まさに、大阪府の求める一過性にしないという面がIRで保管されるのです。
建設費用や会期は
今回の大阪万博の会場建設費は、約1250億円となっています。
また、運営費は820億円となっておます。
この建設費の負担は、国・府・市が3分割して捻出する事となっています。今後の課題は、更に民間資金の確保となります。
さらに、インフラ整備等が700億円とされていますが、これはIRの事業者に大半を負担させるという考えがあるようです。
2025年の大阪万博のテーマは「いのち輝く未来社会のデザイン」となっており、会期は5月3日~11月3日の185日間で150か国参加し、国内外から3000万人の来場を予定しています。
儲かるのか
大阪は商いの町。
どれくらい儲かるのか、大阪人は電卓を叩くに違いありません。
既に、誘致活動で数十億円を投入していると言われますが、それは開催決定で回収できるにしても、民間企業・我々国民にどれだけ恩恵があるのかも気になるところです。
もっと言えば、開催地の夢洲・咲洲地区は2008年のオリンピック誘致失敗の負の遺産。
その際に投入した費用の回収も必須となります。
経済効果とは
今回は多くで2兆円の経済効果があると言われますが、2兆円儲かるという事でしょうか?
まずは、ここから考えてみたいと思います。
経済効果というものは、ある国や特定の地域でどれだけの影響を与えたかという大きさを、金額で換算したものになります。
金額で表す事で、より具体的な数値や客観性から影響度を測ることができます。
また、経済効果は「利益(儲け)」部分ではなく、「売上」部分が計算されますので、今回の経済効果2兆円は、利益ではなく売上の総計になります。
波及効果と直接効果
経済効果は、「波及効果」と「直接効果」があります。
分かりやすく例を挙げると…
プロ野球でのチケット売上。

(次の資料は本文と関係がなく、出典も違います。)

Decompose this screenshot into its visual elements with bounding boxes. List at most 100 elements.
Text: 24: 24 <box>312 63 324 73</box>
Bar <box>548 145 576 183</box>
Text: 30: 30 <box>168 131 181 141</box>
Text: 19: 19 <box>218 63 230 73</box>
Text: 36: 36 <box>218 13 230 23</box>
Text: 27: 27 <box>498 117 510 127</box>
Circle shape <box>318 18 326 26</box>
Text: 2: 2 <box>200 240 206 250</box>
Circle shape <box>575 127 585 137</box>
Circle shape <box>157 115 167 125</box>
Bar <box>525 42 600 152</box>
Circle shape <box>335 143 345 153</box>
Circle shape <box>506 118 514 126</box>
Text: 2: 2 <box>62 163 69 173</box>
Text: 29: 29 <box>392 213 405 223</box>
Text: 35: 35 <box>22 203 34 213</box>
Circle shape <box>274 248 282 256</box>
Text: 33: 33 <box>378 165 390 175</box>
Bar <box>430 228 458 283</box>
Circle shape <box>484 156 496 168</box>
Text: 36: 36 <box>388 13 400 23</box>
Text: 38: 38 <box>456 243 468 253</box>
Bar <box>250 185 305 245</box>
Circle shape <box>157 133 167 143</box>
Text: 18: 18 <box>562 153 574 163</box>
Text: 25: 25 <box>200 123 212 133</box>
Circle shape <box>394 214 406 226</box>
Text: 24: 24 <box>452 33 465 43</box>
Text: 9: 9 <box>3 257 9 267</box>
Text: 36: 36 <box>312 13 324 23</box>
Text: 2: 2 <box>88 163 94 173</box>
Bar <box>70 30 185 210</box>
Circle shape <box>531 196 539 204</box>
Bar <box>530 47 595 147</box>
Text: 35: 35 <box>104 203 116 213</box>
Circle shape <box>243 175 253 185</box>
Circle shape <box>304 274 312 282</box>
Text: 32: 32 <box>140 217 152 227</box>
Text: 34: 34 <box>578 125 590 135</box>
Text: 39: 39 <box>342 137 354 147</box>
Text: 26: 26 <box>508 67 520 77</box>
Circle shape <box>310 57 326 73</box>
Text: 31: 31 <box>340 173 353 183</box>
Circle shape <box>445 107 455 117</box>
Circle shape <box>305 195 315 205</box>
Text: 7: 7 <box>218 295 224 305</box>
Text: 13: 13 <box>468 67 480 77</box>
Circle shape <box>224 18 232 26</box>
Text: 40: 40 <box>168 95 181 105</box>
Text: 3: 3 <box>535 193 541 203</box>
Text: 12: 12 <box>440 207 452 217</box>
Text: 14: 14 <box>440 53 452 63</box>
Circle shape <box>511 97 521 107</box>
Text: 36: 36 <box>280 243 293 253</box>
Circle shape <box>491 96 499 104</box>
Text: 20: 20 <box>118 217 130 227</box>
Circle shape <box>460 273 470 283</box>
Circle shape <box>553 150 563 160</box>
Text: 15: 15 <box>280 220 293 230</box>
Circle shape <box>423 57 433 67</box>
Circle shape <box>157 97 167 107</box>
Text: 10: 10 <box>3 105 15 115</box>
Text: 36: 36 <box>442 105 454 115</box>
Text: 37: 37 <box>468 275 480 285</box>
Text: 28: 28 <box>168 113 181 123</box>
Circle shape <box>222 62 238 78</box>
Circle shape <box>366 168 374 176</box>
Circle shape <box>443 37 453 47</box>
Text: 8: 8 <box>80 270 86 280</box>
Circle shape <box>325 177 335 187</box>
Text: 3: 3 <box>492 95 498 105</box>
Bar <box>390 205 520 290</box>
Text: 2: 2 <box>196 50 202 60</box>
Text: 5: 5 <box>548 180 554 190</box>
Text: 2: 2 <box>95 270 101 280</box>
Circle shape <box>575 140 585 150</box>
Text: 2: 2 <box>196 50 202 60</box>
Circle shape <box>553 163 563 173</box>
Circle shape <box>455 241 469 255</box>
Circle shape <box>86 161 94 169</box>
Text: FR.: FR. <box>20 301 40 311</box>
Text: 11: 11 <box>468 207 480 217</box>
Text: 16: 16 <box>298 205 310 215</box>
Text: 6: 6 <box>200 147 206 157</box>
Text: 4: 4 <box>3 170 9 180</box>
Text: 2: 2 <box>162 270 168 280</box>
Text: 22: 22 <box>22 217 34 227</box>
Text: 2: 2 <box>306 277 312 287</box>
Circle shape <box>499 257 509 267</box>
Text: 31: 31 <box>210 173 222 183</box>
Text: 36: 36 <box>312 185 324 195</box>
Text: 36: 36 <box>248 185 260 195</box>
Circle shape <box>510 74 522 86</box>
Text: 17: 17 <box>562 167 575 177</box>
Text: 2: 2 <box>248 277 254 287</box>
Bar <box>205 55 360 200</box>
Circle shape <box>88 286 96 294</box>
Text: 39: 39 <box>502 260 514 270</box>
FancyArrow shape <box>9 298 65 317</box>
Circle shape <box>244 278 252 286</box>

これは、球団の直接的な売上げになるので「直接効果」。
そのプロ野球に付随した、交通費、飲食代、雑費などが「波及効果」になります。つまり、プロ野球という目的のために関わる出費殆どが波及効果になるのです。
有望企業
これから、開催までに企業として大阪万博の恩恵を受けると思われる企業は多数あります。
例えば、夢洲に物流用地をもつ「ヨコレイ」や、鉄道延伸や開発工事では「京阪ホールディングス」「五洋建設」等も大きな事業が舞い込むことが予想されます。

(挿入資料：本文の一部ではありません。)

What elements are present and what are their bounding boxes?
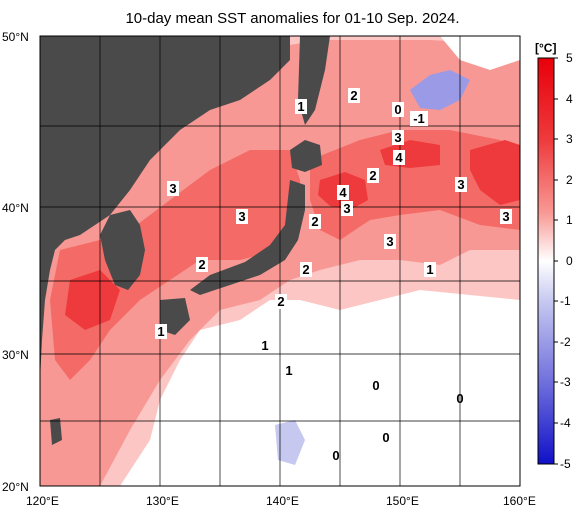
svg-text:0: 0 [382,430,389,445]
colorbar-tick: 5 [566,51,573,65]
contour-label: 2 [367,168,379,183]
contour-label: 3 [384,234,396,249]
svg-text:3: 3 [502,209,509,224]
svg-text:0: 0 [394,102,401,117]
anomaly-region-neg-north [410,70,470,110]
map-title: 10-day mean SST anomalies for 01-10 Sep.… [125,10,460,27]
anomaly-region-plus3-east [310,130,520,240]
svg-text:3: 3 [457,177,464,192]
svg-text:0: 0 [456,391,463,406]
lat-label-30: 30°N [2,348,29,362]
colorbar-tick: -5 [560,457,571,471]
lat-label-50: 50°N [2,30,29,44]
svg-text:1: 1 [426,262,433,277]
contour-label: 2 [275,294,287,309]
land-hokkaido [290,140,322,172]
svg-text:3: 3 [343,201,350,216]
land-taiwan [50,418,62,445]
svg-text:1: 1 [157,324,164,339]
contour-label: 1 [283,363,295,378]
lon-label-150: 150°E [386,494,419,508]
contour-label: 4 [393,150,405,165]
contour-labels: 1 2 0 -1 3 4 2 3 4 3 2 3 3 3 3 2 2 1 2 1… [155,88,512,463]
svg-text:2: 2 [198,257,205,272]
contour-label: 0 [372,378,379,393]
svg-text:2: 2 [302,262,309,277]
anomaly-region-neg-south [275,420,305,465]
lat-label-20: 20°N [2,480,29,494]
colorbar-tick: -1 [560,294,571,308]
contour-label: 4 [337,185,349,200]
contour-label: 1 [295,99,307,114]
land-continent [40,36,290,380]
contour-label: 3 [167,181,179,196]
svg-text:0: 0 [372,378,379,393]
contour-label: 3 [392,130,404,145]
svg-text:2: 2 [369,168,376,183]
anomaly-region-plus4-c [470,140,520,205]
svg-text:3: 3 [394,130,401,145]
svg-text:-1: -1 [413,111,425,126]
contour-label: 3 [341,201,353,216]
contour-label: 2 [300,262,312,277]
lat-label-40: 40°N [2,201,29,215]
colorbar-tick: 2 [566,173,573,187]
lon-label-140: 140°E [266,494,299,508]
contour-label: 2 [348,88,360,103]
contour-label: 0 [382,430,389,445]
svg-text:1: 1 [261,338,268,353]
lon-label-120: 120°E [26,494,59,508]
contour-label: 3 [236,209,248,224]
contour-label: 0 [392,102,404,117]
contour-label: 2 [309,214,321,229]
colorbar-tick: -2 [560,335,571,349]
svg-text:1: 1 [285,363,292,378]
lon-label-130: 130°E [146,494,179,508]
colorbar-tick: 0 [566,254,573,268]
svg-text:2: 2 [350,88,357,103]
land-korea [100,210,145,290]
svg-text:3: 3 [238,209,245,224]
svg-text:3: 3 [169,181,176,196]
svg-text:2: 2 [277,294,284,309]
colorbar-tick: -4 [560,416,571,430]
svg-text:3: 3 [386,234,393,249]
svg-text:2: 2 [311,214,318,229]
contour-label: -1 [410,111,428,126]
contour-label: 0 [332,448,339,463]
svg-text:4: 4 [395,150,403,165]
contour-label: 2 [196,257,208,272]
anomaly-region-plus3 [50,150,300,380]
land-kyushu [160,298,190,335]
contour-label: 1 [155,324,167,339]
map-frame [39,35,521,487]
svg-text:4: 4 [339,185,347,200]
colorbar-tick: 3 [566,132,573,146]
svg-text:0: 0 [332,448,339,463]
contour-label: 3 [455,177,467,192]
contour-label: 3 [500,209,512,224]
contour-label: 1 [424,262,436,277]
colorbar-unit: [°C] [535,41,557,55]
colorbar-tick: 1 [566,213,573,227]
svg-text:1: 1 [297,99,304,114]
colorbar-tick: 4 [566,92,573,106]
colorbar-gradient [537,57,555,465]
land-honshu [190,180,305,295]
colorbar-tick: -3 [560,375,571,389]
contour-label: 1 [259,338,271,353]
contour-label: 0 [456,391,463,406]
anomaly-region-plus4-d [65,270,120,330]
lon-label-160: 160°E [503,494,536,508]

その他、飲食企業やファッションなど、BtoC企業も夢洲へ乗り込んでくることでしょう。
会場内外で、様々な企業が万博需要の恩恵を受け、更には、地元民の雇用拡大へも繋がります。
しかし、万博で企業が恩恵を受けるには準備段階からトータル的なマネジメントも必要となるでしょう。

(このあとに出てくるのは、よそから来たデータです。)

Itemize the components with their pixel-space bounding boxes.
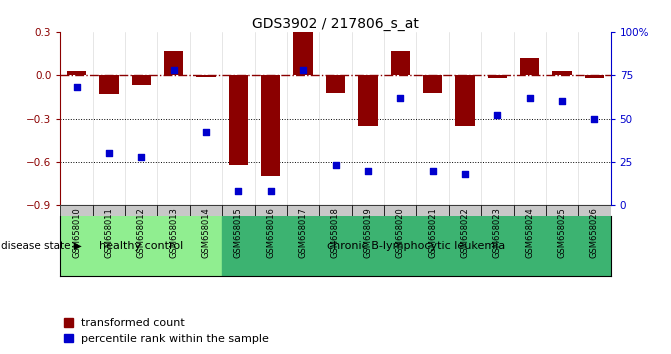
Bar [449, 205, 481, 216]
Point [103, 150, 114, 156]
Bar [488, 75, 507, 78]
Bar [93, 205, 125, 216]
Bar [513, 205, 546, 216]
Bar [197, 75, 216, 77]
Bar [60, 205, 93, 216]
Text: GSM658013: GSM658013 [169, 207, 178, 258]
Bar [481, 205, 513, 216]
Point [298, 67, 309, 73]
Bar [67, 71, 87, 75]
Text: GSM658017: GSM658017 [299, 207, 307, 258]
Text: GSM658011: GSM658011 [105, 207, 113, 258]
Point [71, 85, 82, 90]
Bar [261, 75, 280, 176]
Bar [125, 205, 158, 216]
Point [589, 116, 600, 121]
Point [492, 112, 503, 118]
Bar [190, 205, 222, 216]
Bar [455, 75, 474, 126]
Title: GDS3902 / 217806_s_at: GDS3902 / 217806_s_at [252, 17, 419, 31]
Bar [60, 216, 222, 276]
Point [136, 154, 147, 160]
Point [201, 130, 211, 135]
Bar [358, 75, 378, 126]
Bar [520, 58, 539, 75]
Text: GSM658010: GSM658010 [72, 207, 81, 258]
Text: GSM658016: GSM658016 [266, 207, 275, 258]
Bar [99, 75, 119, 94]
Bar [584, 75, 604, 78]
Point [168, 67, 179, 73]
Text: GSM658021: GSM658021 [428, 207, 437, 258]
Text: GSM658014: GSM658014 [201, 207, 211, 258]
Text: GSM658015: GSM658015 [234, 207, 243, 258]
Bar [384, 205, 417, 216]
Point [266, 189, 276, 194]
Bar [222, 205, 254, 216]
Bar [229, 75, 248, 165]
Text: GSM658019: GSM658019 [364, 207, 372, 258]
Bar [132, 75, 151, 85]
Point [460, 171, 470, 177]
Text: GSM658023: GSM658023 [493, 207, 502, 258]
Point [330, 162, 341, 168]
Text: GSM658026: GSM658026 [590, 207, 599, 258]
Text: disease state ▶: disease state ▶ [1, 241, 82, 251]
Bar [164, 51, 183, 75]
Text: healthy control: healthy control [99, 241, 183, 251]
Point [524, 95, 535, 101]
Bar [578, 205, 611, 216]
Point [395, 95, 405, 101]
Text: GSM658020: GSM658020 [396, 207, 405, 258]
Text: GSM658012: GSM658012 [137, 207, 146, 258]
Bar [254, 205, 287, 216]
Bar [293, 32, 313, 75]
Point [427, 168, 438, 173]
Bar [352, 205, 384, 216]
Bar [423, 75, 442, 93]
Bar [326, 75, 345, 93]
Bar [391, 51, 410, 75]
Text: GSM658018: GSM658018 [331, 207, 340, 258]
Bar [552, 71, 572, 75]
Text: GSM658022: GSM658022 [460, 207, 470, 258]
Text: GSM658025: GSM658025 [558, 207, 566, 258]
Bar [222, 216, 611, 276]
Bar [546, 205, 578, 216]
Text: GSM658024: GSM658024 [525, 207, 534, 258]
Bar [417, 205, 449, 216]
Text: chronic B-lymphocytic leukemia: chronic B-lymphocytic leukemia [327, 241, 505, 251]
Bar [158, 205, 190, 216]
Legend: transformed count, percentile rank within the sample: transformed count, percentile rank withi… [59, 314, 274, 348]
Point [362, 168, 373, 173]
Bar [319, 205, 352, 216]
Point [557, 98, 568, 104]
Bar [287, 205, 319, 216]
Point [233, 189, 244, 194]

予測されるのは、人手不足。働き手をどれだけ揃えるのかが一番のポイントとなるのかもしれません。
治安悪化の懸念から、既に人手が足りないとされる警備会社も更に人手が必要となってくると思います。
警備会社としても、万博のような大事業に入り込めると相当なゲインがあると思いますし、企業としてもあらゆる面で大きな成長に繋がります。
今後、万博を巡って様々な企業が競争を繰り広げると思われます。